Long-term tests

Volvo XC90

How much trouble can it be to get hold of four new tyres? Quite a lot if you're the owner of a Volvo XC90. The trouble is that the 235/60 R18 items aren't used by any other car - they're unique to the XC90. On top of that, only Continental makes these tyres - and they're in short supply. In fact, we head rumours of XC90s sitting in service centres for weeks before new rubber turned up.

  • Improving fuel economy, effect new tyres have on ride, adaptable cabin, giant boot, residual value
  • Cost and scarcity of tyres, clumsy handbrake release, throttle response, saying goodbye

How much trouble can it be to get hold of four new tyres? Quite a lot if you're the owner of a Volvo XC90. The trouble is that the 235/60 R18 items aren't used by any other car - they're unique to the XC90. On top of that, only Continental makes these tyres - and they're in short supply. In fact, we head rumours of XC90s sitting in service centres for weeks before new rubber turned up.

We've long been paying attention to tyre wear on our car - its hefty 2,100kg kerbweight, combined with the use of snowchains and occasional mud-plugging, meant we'd kept a close eye on the tread depth. So when we got to within a couple of millimetres of the legal minimum at about 19,000 miles, we began ringing tyre centres.

Our first shock was the cost. Kwik-Fit quoted £212 per corner, and the local Volvo dealer £224. After a few more calls, ATS Euromaster came out top at £174 each, or all four for £650 including fitting and balancing - roughly equivalent to two major services. However, no one could tell us when the next delivery of Continental Premium Contact tyres was due. So for two weeks we nursed the XC90 around even more gently than usual.

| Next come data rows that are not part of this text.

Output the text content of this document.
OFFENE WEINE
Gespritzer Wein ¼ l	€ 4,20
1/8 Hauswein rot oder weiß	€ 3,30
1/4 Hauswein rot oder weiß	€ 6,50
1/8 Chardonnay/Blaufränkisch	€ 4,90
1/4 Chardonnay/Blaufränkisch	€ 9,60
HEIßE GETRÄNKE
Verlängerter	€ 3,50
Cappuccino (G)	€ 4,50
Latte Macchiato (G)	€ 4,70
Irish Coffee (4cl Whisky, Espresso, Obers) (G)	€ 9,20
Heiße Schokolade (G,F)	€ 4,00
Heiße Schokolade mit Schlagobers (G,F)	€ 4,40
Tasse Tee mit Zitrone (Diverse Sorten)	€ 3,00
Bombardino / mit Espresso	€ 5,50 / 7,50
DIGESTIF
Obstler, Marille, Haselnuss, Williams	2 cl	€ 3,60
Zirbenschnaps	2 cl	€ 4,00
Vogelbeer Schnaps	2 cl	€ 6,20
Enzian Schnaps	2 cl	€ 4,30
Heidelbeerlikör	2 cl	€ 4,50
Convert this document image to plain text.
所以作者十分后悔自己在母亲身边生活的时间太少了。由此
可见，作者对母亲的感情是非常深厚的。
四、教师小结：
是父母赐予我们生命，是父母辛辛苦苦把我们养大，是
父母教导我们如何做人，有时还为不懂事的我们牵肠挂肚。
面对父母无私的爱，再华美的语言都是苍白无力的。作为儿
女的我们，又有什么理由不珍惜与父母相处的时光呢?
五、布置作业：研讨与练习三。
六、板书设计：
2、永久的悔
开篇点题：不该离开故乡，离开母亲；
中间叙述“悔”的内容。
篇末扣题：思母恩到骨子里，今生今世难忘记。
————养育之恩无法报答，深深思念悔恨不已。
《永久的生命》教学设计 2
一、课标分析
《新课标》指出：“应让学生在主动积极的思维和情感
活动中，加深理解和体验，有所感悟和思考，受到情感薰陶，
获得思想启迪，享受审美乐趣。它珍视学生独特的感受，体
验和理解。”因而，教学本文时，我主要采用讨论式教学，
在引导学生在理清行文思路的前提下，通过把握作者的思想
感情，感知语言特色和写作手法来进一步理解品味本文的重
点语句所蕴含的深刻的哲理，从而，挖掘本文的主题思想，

Luckily for us, a batch of 800 tyres came into the UK in the nick of time - and what a transformation the new rubber made. For starters, the ride improved dramatically, the extra tread depth taking the edge off rough tarmac and making the big 4x4 feel more composed on all surfaces. Noise levels also dropped noticeably, while there were also benefits for the handling - the steering became more responsive and cornering more predictable.

We certainly weren't lacking faith in the XC90 in any other area. It has stood up brilliantly to life on the Auto Express fleet, and after 20,000 miles, there's barely a trace of wear on the interior. In fact, the vast 615-litre boot has been almost constantly employed, usually with baby gear and mountain bikes. It also coped with 14 cases of cham- pagne on one occasion, while the lower tailgate has often doubled up as a picnic table.

It was on one of those occasions that my nine-month-old daughter managed to drop a small plastic animal through the latch aperture. With a special key required to remove the trim, the toy has been rattling around in there ever since. However, at least the squeaky boot hinges we mentioned in past reports have cured themselves. In fact, all our gripes are very minor - the blue paint has scratched off the keyfob, the compact discs take time to load and unload from the dash-mounted CD changer and I've never got used to the foot-operated handbrake. When you pull the release lever, it sounds as if the cable's snapped. That said, our only serious criticism is the delayed step off when you hit the throttle - unnerving when pulling out of junctions or on to roundabouts. Otherwise, life with the Volvo has been a dream - we've got used to the sluggish performance and imperfect automatic gearbox, and as the miles pile up, fuel economy has improved. Over the last 3,000 miles, we've averaged 30.1mpg and managed to extract more than 500 miles from one tankful, achieving 32.2mpg - our best figure ever.

We're going to be sorry to see the XC90 go - it has been a phenomenally capable car. It's a wise investment, too, as demand remains strong on the used market. Despite the mileage, ours has only lost about £3,000 in value. Now that's what we call a safe second-hand bet - if I had the money I'd be down the dealership like a shot!